In this piece, Moran integrates both the Luminist and impressionist styles. The painting contains a sea alongside the mountains. They are illuminated by the sun that is depicted in different colours as it penetrates through the dark scenery. Some of the colours that can be observed in this case are orange, yellow and red. The blending of these colours depicts a natural view that attracts the attention of the viewers in question. The reflection of the sun can be observed in the sea and even into the sky. The integration of the styles depicts the artist’s ability to select the different elements to come up with a unique and stimulating outcome. He was inspired by Turner’s paintings in his style of art.
The medium of this painting was oil on canvas. The mood of the painting is gloomy. This is attributed to the troubled sea and the seemingly fierce sun. The behaviours of these two aspects indicate that things are not alright, and thus there is a need to check out the human paths. Currently, this work is held at the North Carolina Museum of Art.
Thomas Moran's use of palette, as well as illumination, assisted in developing a painting that dissipates energy and intensity. The selection of paint is mostly darkened, and that made this artwork appear and feel mysterious. Moran depicts a wild ocean, which suggests a threat overall. The hilly background appears partly concealed by the crowds, which is the sky.
The crowd overhead produces a mist that disrupts both the hilly background as well as the atmosphere itself. Therefore, these darkened colors get contrasted with vibrant hues of reds as well as oranges that illuminate the whole of the sidelines of the picture.
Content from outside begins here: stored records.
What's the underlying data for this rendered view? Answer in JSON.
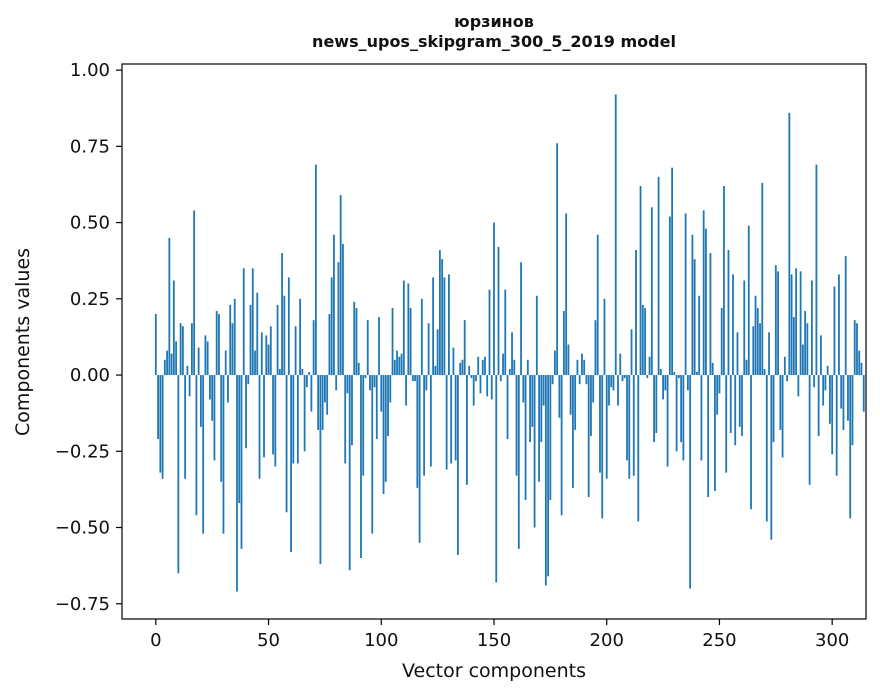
{
  "chart_data": {
    "type": "bar",
    "title": "юрзинов",
    "subtitle": "news_upos_skipgram_300_5_2019 model",
    "xlabel": "Vector components",
    "ylabel": "Components values",
    "xlim": [
      -15,
      315
    ],
    "ylim": [
      -0.8,
      1.02
    ],
    "xticks": [
      0,
      50,
      100,
      150,
      200,
      250,
      300
    ],
    "yticks": [
      1.0,
      0.75,
      0.5,
      0.25,
      0.0,
      -0.25,
      -0.5,
      -0.75
    ],
    "xtick_labels": [
      "0",
      "50",
      "100",
      "150",
      "200",
      "250",
      "300"
    ],
    "ytick_labels": [
      "1.00",
      "0.75",
      "0.50",
      "0.25",
      "0.00",
      "−0.25",
      "−0.50",
      "−0.75"
    ],
    "grid": false,
    "legend": "none",
    "bar_color": "#1f77b4",
    "x_start": 0,
    "values": [
      0.2,
      -0.21,
      -0.32,
      -0.34,
      0.05,
      0.08,
      0.45,
      0.07,
      0.31,
      0.11,
      -0.65,
      0.17,
      0.16,
      -0.34,
      0.03,
      -0.07,
      0.17,
      0.54,
      -0.46,
      0.09,
      -0.17,
      -0.52,
      0.13,
      0.11,
      -0.08,
      -0.15,
      -0.28,
      0.21,
      0.2,
      -0.35,
      -0.52,
      0.08,
      -0.09,
      0.23,
      0.17,
      0.25,
      -0.71,
      -0.42,
      -0.57,
      0.35,
      -0.24,
      -0.03,
      0.23,
      0.35,
      0.08,
      0.27,
      -0.34,
      0.14,
      -0.27,
      0.13,
      0.1,
      0.16,
      -0.26,
      -0.3,
      0.23,
      0.02,
      0.4,
      0.26,
      -0.45,
      0.32,
      -0.58,
      -0.29,
      0.16,
      -0.29,
      0.25,
      0.02,
      -0.25,
      -0.04,
      0.01,
      -0.12,
      0.18,
      0.69,
      -0.18,
      -0.62,
      -0.18,
      -0.09,
      -0.13,
      0.2,
      0.32,
      0.46,
      -0.05,
      0.37,
      0.59,
      0.43,
      -0.29,
      -0.06,
      -0.64,
      -0.23,
      0.24,
      0.22,
      0.04,
      -0.6,
      -0.33,
      -0.01,
      0.18,
      -0.05,
      -0.52,
      -0.04,
      -0.21,
      0.19,
      -0.12,
      -0.39,
      -0.35,
      -0.2,
      -0.09,
      0.22,
      0.05,
      0.08,
      0.06,
      0.07,
      0.31,
      -0.1,
      0.3,
      0.22,
      -0.02,
      -0.02,
      -0.37,
      -0.55,
      0.25,
      -0.33,
      -0.05,
      0.17,
      -0.3,
      0.32,
      0.03,
      0.15,
      0.41,
      0.38,
      0.32,
      -0.31,
      0.33,
      -0.29,
      0.09,
      -0.28,
      -0.59,
      0.04,
      0.05,
      0.18,
      -0.36,
      0.03,
      -0.01,
      -0.1,
      -0.02,
      0.06,
      -0.06,
      0.05,
      0.06,
      -0.07,
      0.28,
      -0.08,
      0.5,
      -0.68,
      0.42,
      -0.02,
      0.07,
      0.28,
      -0.21,
      0.02,
      0.14,
      0.05,
      -0.33,
      -0.57,
      0.37,
      -0.09,
      -0.41,
      0.05,
      -0.22,
      -0.17,
      -0.5,
      0.26,
      -0.35,
      -0.22,
      -0.1,
      -0.69,
      -0.66,
      -0.41,
      -0.03,
      0.08,
      0.76,
      -0.14,
      -0.46,
      0.21,
      0.53,
      0.1,
      -0.13,
      -0.37,
      -0.18,
      0.05,
      -0.03,
      0.07,
      0.05,
      -0.03,
      -0.4,
      -0.2,
      -0.09,
      0.18,
      0.46,
      -0.32,
      -0.47,
      0.25,
      -0.34,
      -0.1,
      -0.04,
      -0.05,
      0.92,
      -0.1,
      0.07,
      -0.02,
      -0.01,
      -0.28,
      -0.34,
      0.15,
      -0.33,
      0.41,
      -0.48,
      0.62,
      0.23,
      0.22,
      -0.01,
      0.06,
      0.55,
      -0.22,
      -0.19,
      0.65,
      0.02,
      -0.08,
      -0.05,
      -0.3,
      0.52,
      0.68,
      0.01,
      -0.25,
      -0.01,
      -0.22,
      -0.28,
      0.53,
      -0.05,
      -0.7,
      0.46,
      0.38,
      0.01,
      0.26,
      -0.28,
      0.54,
      0.48,
      -0.4,
      0.4,
      0.04,
      -0.38,
      -0.13,
      -0.06,
      0.22,
      0.62,
      -0.32,
      0.41,
      -0.19,
      0.33,
      -0.23,
      0.14,
      -0.17,
      -0.2,
      0.31,
      0.05,
      0.49,
      -0.44,
      0.16,
      0.26,
      0.22,
      0.17,
      0.63,
      0.02,
      -0.48,
      0.14,
      -0.54,
      -0.22,
      0.36,
      0.34,
      -0.18,
      -0.27,
      0.06,
      -0.02,
      0.86,
      0.33,
      0.19,
      0.35,
      -0.07,
      0.34,
      0.1,
      0.21,
      0.17,
      -0.36,
      0.31,
      -0.04,
      0.69,
      -0.2,
      0.13,
      -0.1,
      -0.05,
      0.03,
      -0.16,
      -0.26,
      0.29,
      -0.33,
      0.33,
      -0.11,
      -0.18,
      0.39,
      -0.15,
      -0.47,
      -0.23,
      0.18,
      0.17,
      0.08,
      0.04,
      -0.12
    ]
  }
}
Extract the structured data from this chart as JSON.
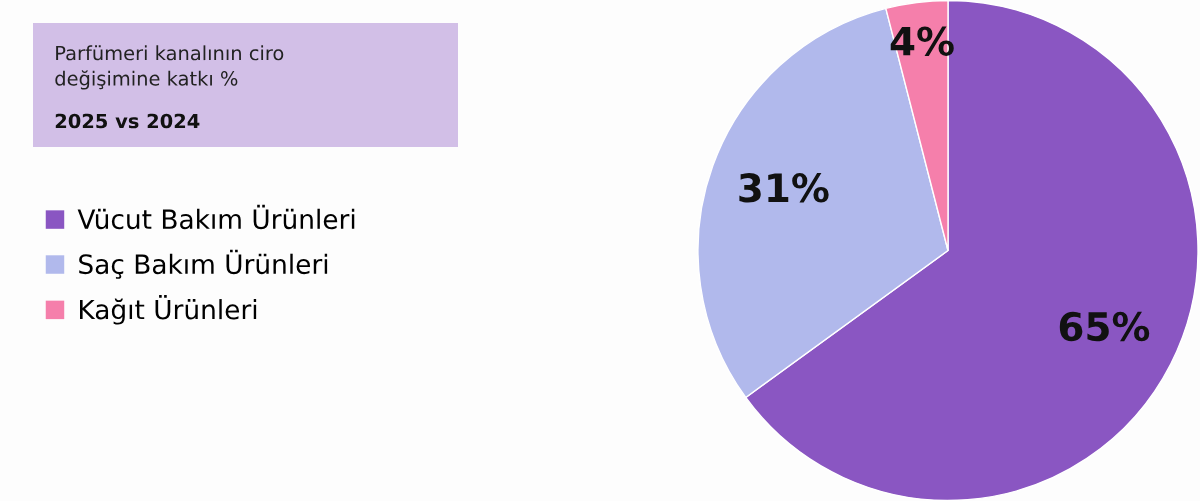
{
  "chart_data": {
    "type": "pie",
    "title": "Parfümeri kanalının ciro\ndeğişimine katkı %",
    "subtitle": "2025 vs 2024",
    "categories": [
      "Vücut Bakım Ürünleri",
      "Saç Bakım Ürünleri",
      "Kağıt Ürünleri"
    ],
    "values": [
      65,
      31,
      4
    ],
    "colors": [
      "#8a56c2",
      "#b1b9ec",
      "#f57fab"
    ],
    "value_labels": [
      "65%",
      "31%",
      "4%"
    ],
    "legend": "left"
  }
}
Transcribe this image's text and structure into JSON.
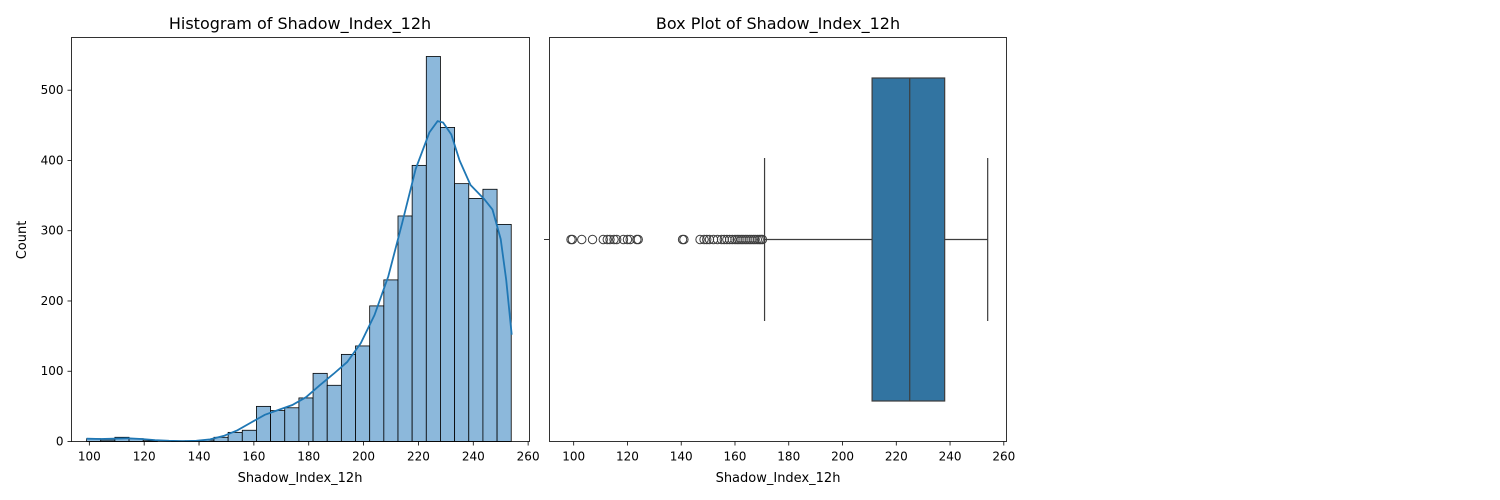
{
  "chart_data": [
    {
      "type": "histogram",
      "title": "Histogram of Shadow_Index_12h",
      "xlabel": "Shadow_Index_12h",
      "ylabel": "Count",
      "xlim": [
        93.5,
        260.5
      ],
      "ylim": [
        0,
        575
      ],
      "xticks": [
        100,
        120,
        140,
        160,
        180,
        200,
        220,
        240,
        260
      ],
      "yticks": [
        0,
        100,
        200,
        300,
        400,
        500
      ],
      "bin_start": 99.0,
      "bin_width": 5.1613,
      "counts": [
        4,
        2,
        6,
        4,
        1,
        0,
        1,
        1,
        2,
        6,
        13,
        16,
        50,
        44,
        48,
        62,
        97,
        80,
        124,
        136,
        193,
        230,
        321,
        393,
        548,
        447,
        367,
        346,
        359,
        309
      ],
      "kde": {
        "x": [
          99,
          104,
          109,
          114,
          119,
          124,
          129,
          134,
          139,
          144,
          149,
          154,
          159,
          164,
          169,
          174,
          179,
          184,
          189,
          194,
          199,
          204,
          209,
          214,
          219,
          224,
          227,
          229,
          232,
          235,
          239,
          244,
          247,
          250,
          252,
          254
        ],
        "y": [
          4,
          3.5,
          4,
          4.5,
          3.5,
          2,
          1,
          0.5,
          1,
          3,
          8,
          16,
          27,
          38,
          45,
          52,
          63,
          80,
          96,
          113,
          140,
          180,
          235,
          310,
          388,
          440,
          456,
          454,
          437,
          400,
          365,
          345,
          330,
          288,
          230,
          152
        ]
      },
      "bar_color": "#8cb8db",
      "line_color": "#1f77b4"
    },
    {
      "type": "box",
      "title": "Box Plot of Shadow_Index_12h",
      "xlabel": "Shadow_Index_12h",
      "xlim": [
        91,
        261
      ],
      "xticks": [
        100,
        120,
        140,
        160,
        180,
        200,
        220,
        240,
        260
      ],
      "q1": 211,
      "median": 225,
      "q3": 238,
      "whisker_low": 171,
      "whisker_high": 254,
      "outliers": [
        99,
        99.5,
        103,
        107,
        111,
        112.5,
        113.5,
        115,
        116,
        118.5,
        120,
        121,
        123.5,
        124,
        140.5,
        141,
        147,
        148.5,
        149.5,
        150.5,
        152,
        153.5,
        155,
        156,
        157,
        158,
        159,
        160,
        160.8,
        161.5,
        162.3,
        163,
        163.8,
        164.5,
        165.3,
        166,
        166.8,
        167.5,
        168.3,
        169,
        169.6,
        170.2
      ],
      "box_color": "#3274a1"
    }
  ]
}
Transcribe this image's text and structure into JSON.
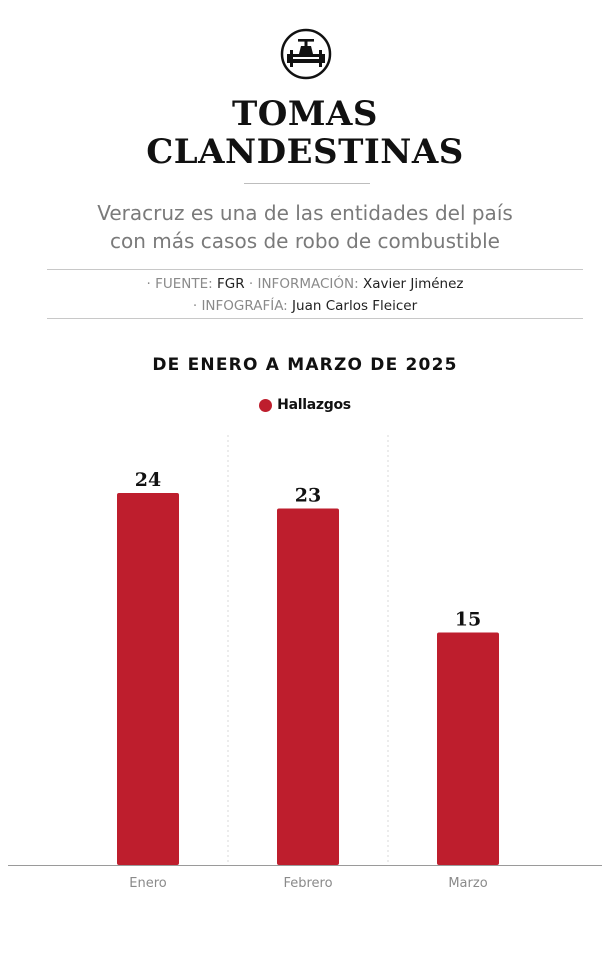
{
  "header": {
    "icon": "pipeline-valve-icon",
    "title_line1": "TOMAS",
    "title_line2": "CLANDESTINAS",
    "subtitle_line1": "Veracruz es una de las entidades del país",
    "subtitle_line2": "con más casos de robo de combustible"
  },
  "credits": {
    "source_label": "· FUENTE:",
    "source_value": "FGR",
    "info_label": "· INFORMACIÓN:",
    "info_value": "Xavier Jiménez",
    "graphic_label": "· INFOGRAFÍA:",
    "graphic_value": "Juan Carlos Fleicer"
  },
  "colors": {
    "accent": "#be1e2d"
  },
  "chart_data": {
    "type": "bar",
    "title": "DE ENERO A MARZO DE 2025",
    "categories": [
      "Enero",
      "Febrero",
      "Marzo"
    ],
    "series": [
      {
        "name": "Hallazgos",
        "values": [
          24,
          23,
          15
        ]
      }
    ],
    "ylim": [
      0,
      24
    ],
    "legend": "top-center",
    "grid": "vertical dashed separators",
    "data_labels": true
  }
}
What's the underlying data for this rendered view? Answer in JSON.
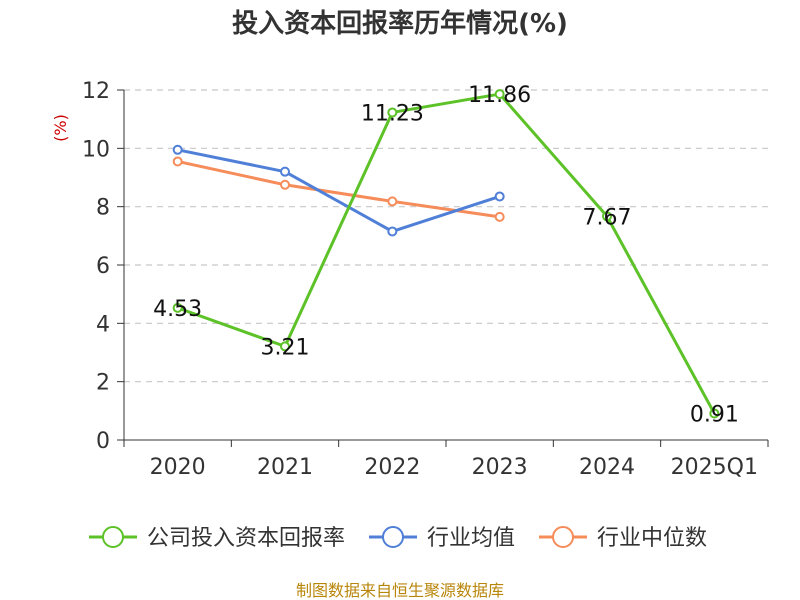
{
  "chart_data": {
    "type": "line",
    "title": "投入资本回报率历年情况(%)",
    "ylabel": "(%)",
    "ylim": [
      0,
      12
    ],
    "yticks": [
      0,
      2,
      4,
      6,
      8,
      10,
      12
    ],
    "grid": true,
    "legend_position": "bottom",
    "categories": [
      "2020",
      "2021",
      "2022",
      "2023",
      "2024",
      "2025Q1"
    ],
    "series": [
      {
        "name": "公司投入资本回报率",
        "color": "#5cc228",
        "values": [
          4.53,
          3.21,
          11.23,
          11.86,
          7.67,
          0.91
        ],
        "labels": true
      },
      {
        "name": "行业均值",
        "color": "#4f7fd6",
        "values": [
          9.95,
          9.2,
          7.15,
          8.35,
          null,
          null
        ],
        "labels": false
      },
      {
        "name": "行业中位数",
        "color": "#f58c5a",
        "values": [
          9.55,
          8.75,
          8.18,
          7.65,
          null,
          null
        ],
        "labels": false
      }
    ],
    "source": "制图数据来自恒生聚源数据库"
  }
}
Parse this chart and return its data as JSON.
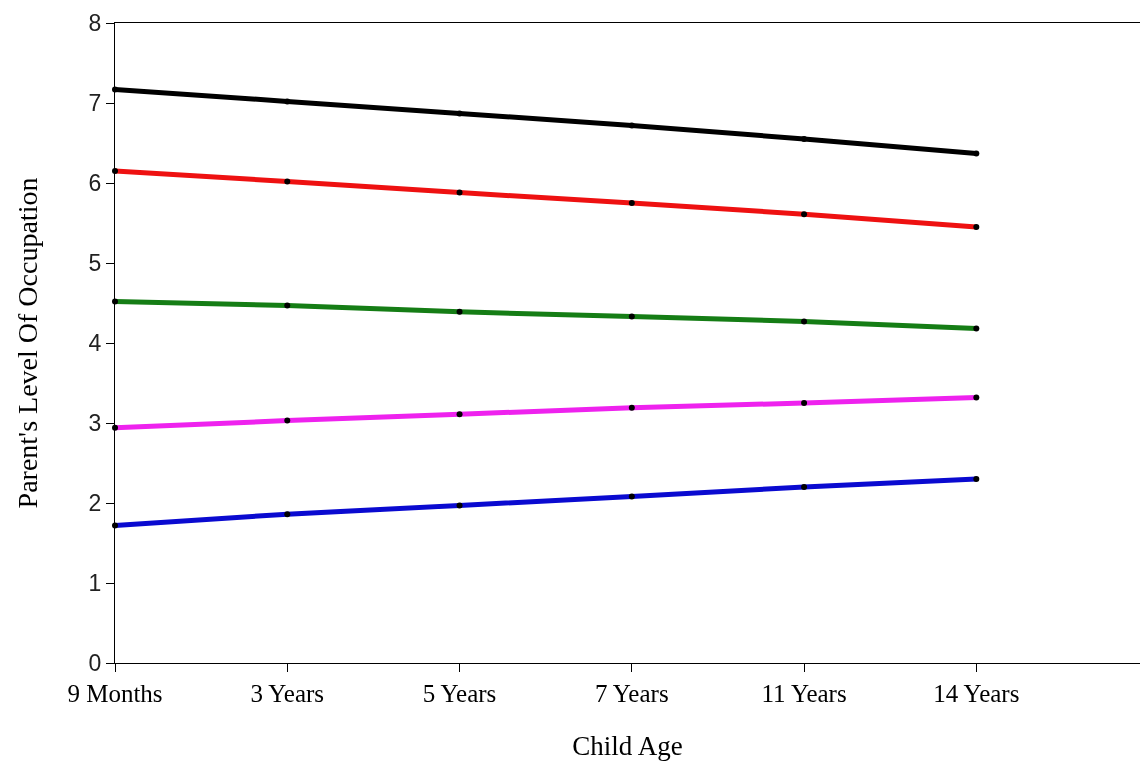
{
  "chart_data": {
    "type": "line",
    "xlabel": "Child Age",
    "ylabel": "Parent's Level Of Occupation",
    "categories": [
      "9 Months",
      "3 Years",
      "5 Years",
      "7 Years",
      "11 Years",
      "14 Years"
    ],
    "ylim": [
      0,
      8
    ],
    "yticks": [
      0,
      1,
      2,
      3,
      4,
      5,
      6,
      7,
      8
    ],
    "marker": "circle",
    "line_style": "solid",
    "series": [
      {
        "color": "#000000",
        "colors": [
          "#000000",
          "#000000",
          "#000000",
          "#000000",
          "#000000",
          "#000000"
        ],
        "values": [
          7.17,
          7.02,
          6.87,
          6.72,
          6.55,
          6.37
        ]
      },
      {
        "color": "#ee1111",
        "colors": [
          "#000000",
          "#000000",
          "#000000",
          "#000000",
          "#000000",
          "#000000"
        ],
        "values": [
          6.15,
          6.02,
          5.88,
          5.75,
          5.61,
          5.45
        ]
      },
      {
        "color": "#157d15",
        "colors": [
          "#000000",
          "#000000",
          "#000000",
          "#000000",
          "#000000",
          "#000000"
        ],
        "values": [
          4.52,
          4.47,
          4.39,
          4.33,
          4.27,
          4.18
        ]
      },
      {
        "color": "#ee22ee",
        "colors": [
          "#000000",
          "#000000",
          "#000000",
          "#000000",
          "#000000",
          "#000000"
        ],
        "values": [
          2.94,
          3.03,
          3.11,
          3.19,
          3.25,
          3.32
        ]
      },
      {
        "color": "#0a0ad0",
        "colors": [
          "#000000",
          "#000000",
          "#000000",
          "#000000",
          "#000000",
          "#000000"
        ],
        "values": [
          1.72,
          1.86,
          1.97,
          2.08,
          2.2,
          2.3
        ]
      }
    ]
  }
}
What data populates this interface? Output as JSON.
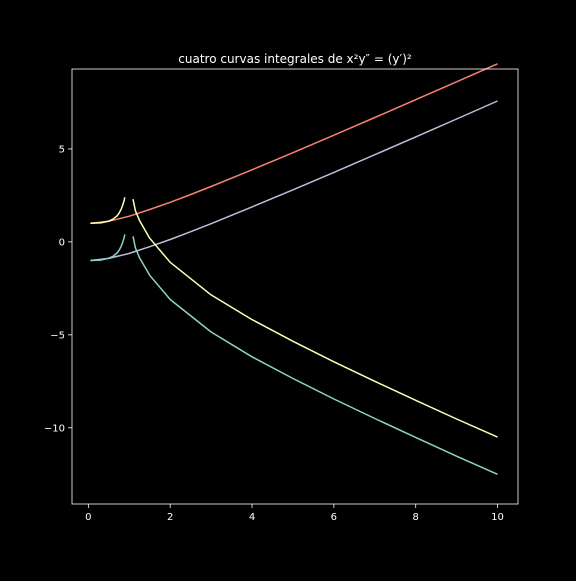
{
  "chart_data": {
    "type": "line",
    "title": "cuatro curvas integrales de x²y″ = (y′)²",
    "xlabel": "",
    "ylabel": "",
    "xlim": [
      -0.4,
      10.5
    ],
    "ylim": [
      -14.1,
      9.3
    ],
    "xticks": [
      0,
      2,
      4,
      6,
      8,
      10
    ],
    "xtick_labels": [
      "0",
      "2",
      "4",
      "6",
      "8",
      "10"
    ],
    "yticks": [
      5,
      0,
      -5,
      -10
    ],
    "ytick_labels": [
      "5",
      "0",
      "−5",
      "−10"
    ],
    "grid": false,
    "legend": "none",
    "colors": {
      "background": "#000000",
      "axes": "#ffffff",
      "text": "#ffffff"
    },
    "series": [
      {
        "color": "#fa8174",
        "segments": [
          {
            "x": [
              0.05,
              0.5,
              1,
              1.5,
              2,
              2.5,
              3,
              4,
              5,
              6,
              7,
              8,
              9,
              10
            ],
            "y": [
              1.0,
              1.11,
              1.38,
              1.74,
              2.13,
              2.55,
              2.98,
              3.88,
              4.8,
              5.74,
              6.69,
              7.65,
              8.61,
              9.58
            ]
          }
        ]
      },
      {
        "color": "#bcbde0",
        "segments": [
          {
            "x": [
              0.05,
              0.5,
              1,
              1.5,
              2,
              2.5,
              3,
              4,
              5,
              6,
              7,
              8,
              9,
              10
            ],
            "y": [
              -1.0,
              -0.89,
              -0.62,
              -0.26,
              0.13,
              0.55,
              0.98,
              1.88,
              2.8,
              3.74,
              4.69,
              5.65,
              6.61,
              7.58
            ]
          }
        ]
      },
      {
        "color": "#feffb3",
        "segments": [
          {
            "x": [
              0.05,
              0.3,
              0.5,
              0.6,
              0.7,
              0.75,
              0.8,
              0.84,
              0.87,
              0.89
            ],
            "y": [
              1.0,
              1.02,
              1.12,
              1.22,
              1.4,
              1.55,
              1.75,
              1.98,
              2.2,
              2.4
            ]
          },
          {
            "x": [
              1.09,
              1.15,
              1.25,
              1.5,
              2,
              3,
              4,
              5,
              6,
              7,
              8,
              9,
              10
            ],
            "y": [
              2.3,
              1.68,
              1.15,
              0.2,
              -1.1,
              -2.85,
              -4.18,
              -5.35,
              -6.45,
              -7.5,
              -8.52,
              -9.53,
              -10.5
            ]
          }
        ]
      },
      {
        "color": "#8dd3c7",
        "segments": [
          {
            "x": [
              0.05,
              0.3,
              0.5,
              0.6,
              0.7,
              0.75,
              0.8,
              0.84,
              0.87,
              0.89
            ],
            "y": [
              -1.0,
              -0.98,
              -0.88,
              -0.78,
              -0.6,
              -0.45,
              -0.25,
              -0.02,
              0.2,
              0.4
            ]
          },
          {
            "x": [
              1.09,
              1.15,
              1.25,
              1.5,
              2,
              3,
              4,
              5,
              6,
              7,
              8,
              9,
              10
            ],
            "y": [
              0.3,
              -0.32,
              -0.85,
              -1.8,
              -3.1,
              -4.85,
              -6.18,
              -7.35,
              -8.45,
              -9.5,
              -10.52,
              -11.53,
              -12.5
            ]
          }
        ]
      }
    ]
  }
}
The utterly mixed technique is highly predominant here because the technique is best described by the impact of illumination in the natural environment, and Thomas moran drew from the two to develop or generate this particular scene. The illumination in this scene, as depicted by Thomas Moran, comes from the sun's light and progressively disappears, the more you continue viewing the painting towards the right side. The illumination from the sun increases the red rays into the sea that lightens up the dark area.